Introducing Pronouns (K-5 Edition)


Ace Schwarz, of Teaching Outside The Binary, recently published an amazing blog post about introducing pronouns to students at the beginning of the year. We asked for their permission to share an accompanying blog post on our page about what you could modify to make to do this work with elementary school students.


In the blog post, Ace makes a very important point: when we are asking about pronouns, we are not asking about someone's gender identity. You can explain and introduce pronouns to young children without having to explain the many dimensions of gender (yet).


When we do this work in with students in Kindergarten-fifth grade, a little background and build up is needed.


- First, you can ask for student's (and family member's) pronouns privately during home visits or 1:1 meetings before school begins. You can say something simple like "When you talk about me and use my name, you'll say 'Ms. _____ is my teacher.' When you're not saying my name, the little words you will use instead are 'she' and 'her'. So you might say 'She is my teacher, her hair is short.' When I'm not saying your name, what little words would you like me to use? Those are called your pronouns!"

You can record these pronouns on a simple form next to the child's name on record and the name they wish to be called at school. If you sense that there is not agreement about the child's name or pronouns from their caregivers, it is okay to follow up with the student privately later, asking specifically what they would like to be called at school.

We would recommend having these conversations 1:1 with elementary age students instead of having them fill out a form so that you can explain terms and help them understand what you mean. Remember that it is ok for children not to know their pronouns, or to have them change! Keep reading to find ideas for how to help kids understand pronouns.
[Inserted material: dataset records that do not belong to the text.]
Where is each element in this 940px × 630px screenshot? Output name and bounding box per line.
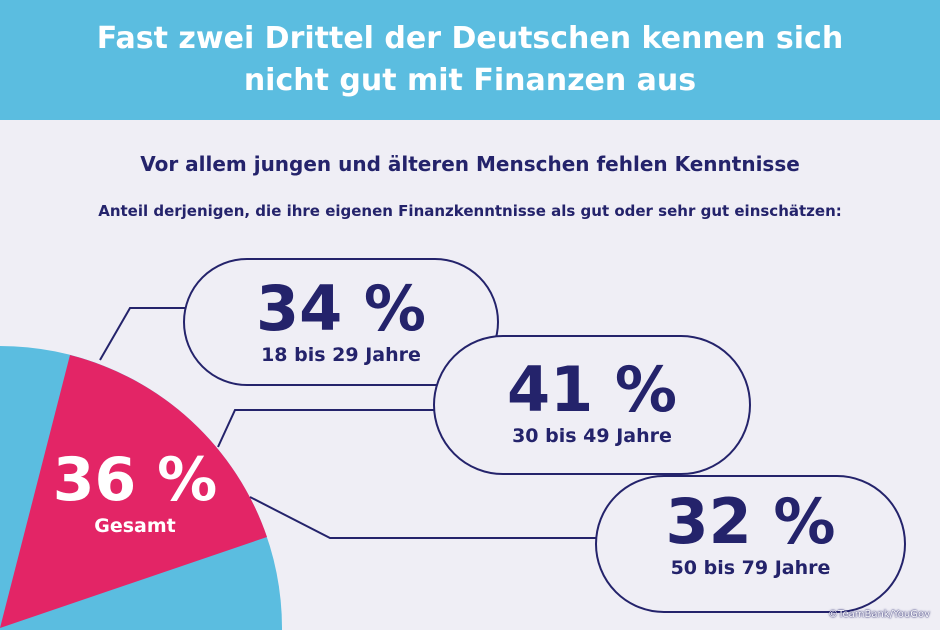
bubble-50-79: 32 % 50 bis 79 Jahre bbox=[595, 475, 906, 613]
bubble-30-49: 41 % 30 bis 49 Jahre bbox=[433, 335, 751, 475]
connector-line-1 bbox=[99, 307, 185, 361]
label-18-29: 18 bis 29 Jahre bbox=[261, 344, 421, 366]
connector-line-3 bbox=[249, 496, 597, 539]
label-30-49: 30 bis 49 Jahre bbox=[512, 425, 672, 447]
total-label: 36 % Gesamt bbox=[45, 445, 225, 537]
connector-line-2 bbox=[217, 409, 437, 448]
value-30-49: 41 % bbox=[507, 353, 677, 426]
credit: ©TeamBank/YouGov bbox=[828, 609, 930, 620]
title-line-2: nicht gut mit Finanzen aus bbox=[243, 63, 697, 98]
bubble-18-29: 34 % 18 bis 29 Jahre bbox=[183, 258, 499, 386]
total-name: Gesamt bbox=[94, 515, 176, 537]
label-50-79: 50 bis 79 Jahre bbox=[670, 557, 831, 579]
value-18-29: 34 % bbox=[256, 272, 426, 345]
total-value: 36 % bbox=[52, 445, 218, 515]
page-title: Fast zwei Drittel der Deutschen kennen s… bbox=[0, 18, 940, 102]
description: Anteil derjenigen, die ihre eigenen Fina… bbox=[98, 202, 842, 220]
title-line-1: Fast zwei Drittel der Deutschen kennen s… bbox=[96, 21, 844, 56]
value-50-79: 32 % bbox=[665, 485, 836, 558]
pie-slice-total bbox=[0, 355, 267, 628]
subtitle: Vor allem jungen und älteren Menschen fe… bbox=[140, 152, 800, 176]
header-banner bbox=[0, 0, 940, 120]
- Then, you will want to follow up with books that explicitly teach about pronouns or simply normalize the use of non-binary pronouns.

These three texts are foundational and could be read in this order:

They, She, He, Me: Free to Be by Maya and Matthew

They, She, He, Me, Easy as ABC by Maya and Matthew

What Are Your Words? A Book About Pronouns by Katherine Locke


The next texts either explicitly discuss pronouns or simply weave in they/them pronouns in ways that can help your or your students practice using them:

Neither by Airlie Anderson (this is an excellent book to help children understand why people use pronouns other than he/him and she/her)

From The Stars In The Sky To The Fish in The Sea by Kai Cheng Thom

Peanut Goes For The Gold by Jonathan Van Ness

When Aidan Became A Brother by Kyle Lukoff

It Feels Good to Be Yourself by Theresa Thorn



- Next, you might consider having a class pet, stuffed animal, or mascot. You can intentionally introduce this item mentioning their pronouns explicitly: "This is our class puppy Sequoia. When we aren't saying Sequoia's name, we will use the little word 'they', like this 'They have light brown fur and dark brown ears.' We will also use the little word 'their', like this 'Their paws have spots on them! Sequoia's pronouns are they and them.'




During distance learning, this is the form Katy sent to her students to fill out. They actually filled out pronouns for their puppies before disclosing their own, which provided great opportunities for discussions. It is okay to use children's names until you know their pronouns!


- Finally, you can work together to make a class pronoun book. Students can be invited to share their pronouns, but not required (they can always simply use their names). In K-1 classrooms, this might look like each child drawing a picture of themselves and writing their pronouns underneath. In 2nd-3rd grade classrooms, this might look like students interviewing each other and writing a page about their partner, like "This is Ava. They love to swim." In 4th/5th grade, this might look like students creating identity maps and choosing whether or not to share them with the teacher or the entire class.













This foundational work will set the stage for a year where students feel safe, seen and affirmed.